WASHINGTON — Sen. Mark Udall has drawn criticism for being a Barack Obama clone who voted with the president’s issues 99 percent of the time last year, but the Democrat broke with the administration Monday to back a core Colorado constituency – beer breweries.
In a letter to the commissioner of the Food and Drug Administration (FDA), Udall urged the agency to continue a policy that allows brewers to re-sell their spent grains to cattle farmers and ranchers.
Udall said this week that rescinding the policy, as the FDA first proposed in October, would be arbitrary.
“This particular part of the Animal Food (rule-making) while well intentioned, does not seem based on evidence of risk or hazard,” Udall wrote to FDA Commissioner Margaret A. Hamburg.
“I hope FDA will reconsider its initial interpretation and formally review the body of evidence that exists in abundance on this particular topic to determine if in fact spent brewers grains warrant designation as ‘animal food,’” Udall said.
In a press release, Udall touted the economic benefits of the current policy to the beer industry and described the harm that could ensue if brewers were forced to dispose of their spent grains at landfills.
Udall echoed the results of a Brewers Association survey that found brewers re-sell nearly 90 percent of their spent grains. If they were barred from re-selling the grains, the average cost would be nearly $43 million a year.
Spent grains, the by-product of barley and malt, are nutrient rich and valuable. Brewers use them to make beer, while beef and dairy cows consume them. This dual use would end if the FDA proposal becomes law.
Hamburg told Congress last week that the FDA would work to find a reasonable compromise, according to Politico.
In this dispute, Udall has taken the side of brewers and farmers over that of environmentalists. Udall has been a durable supporter of liberal-leaning environmental interests as well as the Obama administration.
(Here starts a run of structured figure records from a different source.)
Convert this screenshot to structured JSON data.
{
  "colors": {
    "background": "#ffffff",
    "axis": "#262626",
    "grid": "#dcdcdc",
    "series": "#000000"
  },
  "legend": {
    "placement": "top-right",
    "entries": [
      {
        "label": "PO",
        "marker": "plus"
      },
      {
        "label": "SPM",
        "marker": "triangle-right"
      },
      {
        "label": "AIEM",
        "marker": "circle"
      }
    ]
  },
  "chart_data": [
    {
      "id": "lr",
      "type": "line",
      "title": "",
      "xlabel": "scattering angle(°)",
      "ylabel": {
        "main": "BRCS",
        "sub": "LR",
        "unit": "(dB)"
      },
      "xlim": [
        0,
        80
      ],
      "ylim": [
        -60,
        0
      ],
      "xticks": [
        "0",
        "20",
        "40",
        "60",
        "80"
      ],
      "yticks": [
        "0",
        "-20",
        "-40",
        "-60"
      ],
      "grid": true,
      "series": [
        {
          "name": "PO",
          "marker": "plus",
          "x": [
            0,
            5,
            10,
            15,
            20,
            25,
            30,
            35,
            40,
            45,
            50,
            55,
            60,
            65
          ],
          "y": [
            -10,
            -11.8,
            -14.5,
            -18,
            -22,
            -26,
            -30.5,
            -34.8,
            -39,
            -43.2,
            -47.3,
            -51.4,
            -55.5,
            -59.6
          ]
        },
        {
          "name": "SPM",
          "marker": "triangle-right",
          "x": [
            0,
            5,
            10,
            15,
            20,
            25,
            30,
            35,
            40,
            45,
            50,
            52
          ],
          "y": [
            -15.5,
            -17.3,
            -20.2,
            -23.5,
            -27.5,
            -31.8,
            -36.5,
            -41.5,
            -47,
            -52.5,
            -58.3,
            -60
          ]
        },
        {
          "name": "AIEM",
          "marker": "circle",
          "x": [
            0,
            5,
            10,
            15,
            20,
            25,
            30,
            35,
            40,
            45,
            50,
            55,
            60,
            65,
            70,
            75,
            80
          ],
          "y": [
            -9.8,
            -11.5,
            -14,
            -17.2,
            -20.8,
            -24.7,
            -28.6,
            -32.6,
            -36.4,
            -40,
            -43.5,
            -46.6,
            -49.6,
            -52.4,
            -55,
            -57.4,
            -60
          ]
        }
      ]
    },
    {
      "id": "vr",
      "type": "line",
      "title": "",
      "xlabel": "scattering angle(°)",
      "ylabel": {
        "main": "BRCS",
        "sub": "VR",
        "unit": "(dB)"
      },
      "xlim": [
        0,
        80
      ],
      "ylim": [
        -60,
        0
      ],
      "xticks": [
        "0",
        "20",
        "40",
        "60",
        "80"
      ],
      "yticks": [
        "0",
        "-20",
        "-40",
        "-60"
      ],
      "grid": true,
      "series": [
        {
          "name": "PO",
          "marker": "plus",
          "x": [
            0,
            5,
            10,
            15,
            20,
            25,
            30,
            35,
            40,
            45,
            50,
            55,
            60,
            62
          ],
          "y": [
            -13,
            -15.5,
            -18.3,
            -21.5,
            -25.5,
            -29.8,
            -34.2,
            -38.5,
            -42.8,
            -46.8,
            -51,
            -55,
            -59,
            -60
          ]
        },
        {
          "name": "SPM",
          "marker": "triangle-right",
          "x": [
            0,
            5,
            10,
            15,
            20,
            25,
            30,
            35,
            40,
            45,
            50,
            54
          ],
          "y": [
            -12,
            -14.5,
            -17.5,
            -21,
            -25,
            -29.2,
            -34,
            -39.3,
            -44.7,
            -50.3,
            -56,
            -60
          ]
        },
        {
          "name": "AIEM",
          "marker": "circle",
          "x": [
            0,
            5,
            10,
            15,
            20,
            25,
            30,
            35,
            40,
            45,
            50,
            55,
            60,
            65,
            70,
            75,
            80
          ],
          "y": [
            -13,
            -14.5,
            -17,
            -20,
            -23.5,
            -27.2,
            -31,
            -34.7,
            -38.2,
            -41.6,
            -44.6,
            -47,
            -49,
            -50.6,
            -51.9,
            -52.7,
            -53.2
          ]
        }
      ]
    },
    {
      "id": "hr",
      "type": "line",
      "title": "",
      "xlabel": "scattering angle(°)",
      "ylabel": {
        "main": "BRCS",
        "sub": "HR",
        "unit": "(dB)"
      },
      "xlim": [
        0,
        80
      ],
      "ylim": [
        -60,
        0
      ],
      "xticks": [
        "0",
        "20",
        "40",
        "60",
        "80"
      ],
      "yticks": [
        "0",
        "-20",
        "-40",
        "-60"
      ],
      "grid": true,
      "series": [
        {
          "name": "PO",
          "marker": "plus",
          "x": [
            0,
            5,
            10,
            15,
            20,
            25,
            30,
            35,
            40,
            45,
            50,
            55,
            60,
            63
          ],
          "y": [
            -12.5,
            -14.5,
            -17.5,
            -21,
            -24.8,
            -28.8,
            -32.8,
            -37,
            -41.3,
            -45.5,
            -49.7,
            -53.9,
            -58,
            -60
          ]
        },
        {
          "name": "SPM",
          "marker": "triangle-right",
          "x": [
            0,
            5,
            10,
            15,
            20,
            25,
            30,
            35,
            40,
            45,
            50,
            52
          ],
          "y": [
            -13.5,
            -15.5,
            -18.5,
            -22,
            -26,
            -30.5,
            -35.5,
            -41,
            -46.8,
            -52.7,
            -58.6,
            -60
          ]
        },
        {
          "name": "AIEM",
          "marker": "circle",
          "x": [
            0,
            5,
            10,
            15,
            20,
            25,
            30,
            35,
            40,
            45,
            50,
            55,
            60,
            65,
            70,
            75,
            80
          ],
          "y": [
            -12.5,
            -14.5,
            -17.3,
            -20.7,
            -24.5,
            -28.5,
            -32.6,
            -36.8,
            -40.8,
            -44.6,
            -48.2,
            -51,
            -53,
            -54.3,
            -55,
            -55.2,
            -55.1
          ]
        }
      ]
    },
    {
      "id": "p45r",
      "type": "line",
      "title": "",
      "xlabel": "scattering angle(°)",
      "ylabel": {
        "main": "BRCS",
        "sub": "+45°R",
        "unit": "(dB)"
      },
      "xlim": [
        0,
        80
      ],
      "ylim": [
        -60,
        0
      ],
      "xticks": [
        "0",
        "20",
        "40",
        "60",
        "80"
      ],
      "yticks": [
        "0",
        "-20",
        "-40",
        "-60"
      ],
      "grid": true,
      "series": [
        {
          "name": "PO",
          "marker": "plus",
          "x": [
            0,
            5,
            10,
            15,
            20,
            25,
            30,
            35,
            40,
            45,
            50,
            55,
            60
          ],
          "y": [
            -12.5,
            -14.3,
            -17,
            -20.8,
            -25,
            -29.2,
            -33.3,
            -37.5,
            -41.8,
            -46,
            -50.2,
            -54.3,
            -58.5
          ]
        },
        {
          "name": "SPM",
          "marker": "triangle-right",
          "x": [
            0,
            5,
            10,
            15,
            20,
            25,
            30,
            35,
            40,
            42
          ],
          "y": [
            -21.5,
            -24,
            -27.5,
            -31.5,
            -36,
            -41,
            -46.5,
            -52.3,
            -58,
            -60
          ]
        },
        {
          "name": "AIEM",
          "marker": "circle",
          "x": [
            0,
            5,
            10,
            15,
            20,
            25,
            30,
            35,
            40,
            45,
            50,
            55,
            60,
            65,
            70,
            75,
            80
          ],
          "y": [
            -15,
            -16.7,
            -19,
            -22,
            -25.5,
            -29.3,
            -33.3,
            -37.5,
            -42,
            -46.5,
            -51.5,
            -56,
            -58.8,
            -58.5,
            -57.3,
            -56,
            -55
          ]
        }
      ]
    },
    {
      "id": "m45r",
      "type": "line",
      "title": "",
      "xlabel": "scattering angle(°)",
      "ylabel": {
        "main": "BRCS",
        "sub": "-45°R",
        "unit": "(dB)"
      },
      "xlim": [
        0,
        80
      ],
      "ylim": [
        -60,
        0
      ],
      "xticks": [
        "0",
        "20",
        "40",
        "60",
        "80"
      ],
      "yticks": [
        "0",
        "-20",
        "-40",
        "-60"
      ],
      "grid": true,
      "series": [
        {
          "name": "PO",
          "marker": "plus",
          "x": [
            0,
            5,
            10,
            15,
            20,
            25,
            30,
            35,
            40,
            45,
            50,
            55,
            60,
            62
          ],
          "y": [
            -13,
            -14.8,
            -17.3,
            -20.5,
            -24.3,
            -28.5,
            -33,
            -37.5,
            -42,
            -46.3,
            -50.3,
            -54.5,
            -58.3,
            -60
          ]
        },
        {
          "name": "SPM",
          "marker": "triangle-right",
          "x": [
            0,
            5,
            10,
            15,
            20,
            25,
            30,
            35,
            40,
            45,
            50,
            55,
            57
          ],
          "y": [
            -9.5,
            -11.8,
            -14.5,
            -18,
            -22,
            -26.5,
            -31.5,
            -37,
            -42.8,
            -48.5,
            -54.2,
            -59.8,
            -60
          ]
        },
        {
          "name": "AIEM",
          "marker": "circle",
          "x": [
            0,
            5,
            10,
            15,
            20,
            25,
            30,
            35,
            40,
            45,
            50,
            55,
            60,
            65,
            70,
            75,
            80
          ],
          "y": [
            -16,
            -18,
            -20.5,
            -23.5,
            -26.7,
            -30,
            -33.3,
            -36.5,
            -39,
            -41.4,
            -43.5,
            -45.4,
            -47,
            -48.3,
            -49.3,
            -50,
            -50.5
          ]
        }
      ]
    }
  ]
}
According to a 2013 tally from Congressional Quarterly, Udall voted with President Obama’s position on the issue 99 percent of the time.
Conservative organizations have criticized Udall for his support for the second-term president, whose popularity ratings in Colorado have dipped to the low 40s. Udall has sought to put some distance between him and the administration, such as his opposition to the mass-surveillance policies of the National Security Administration and the letter to the FDA.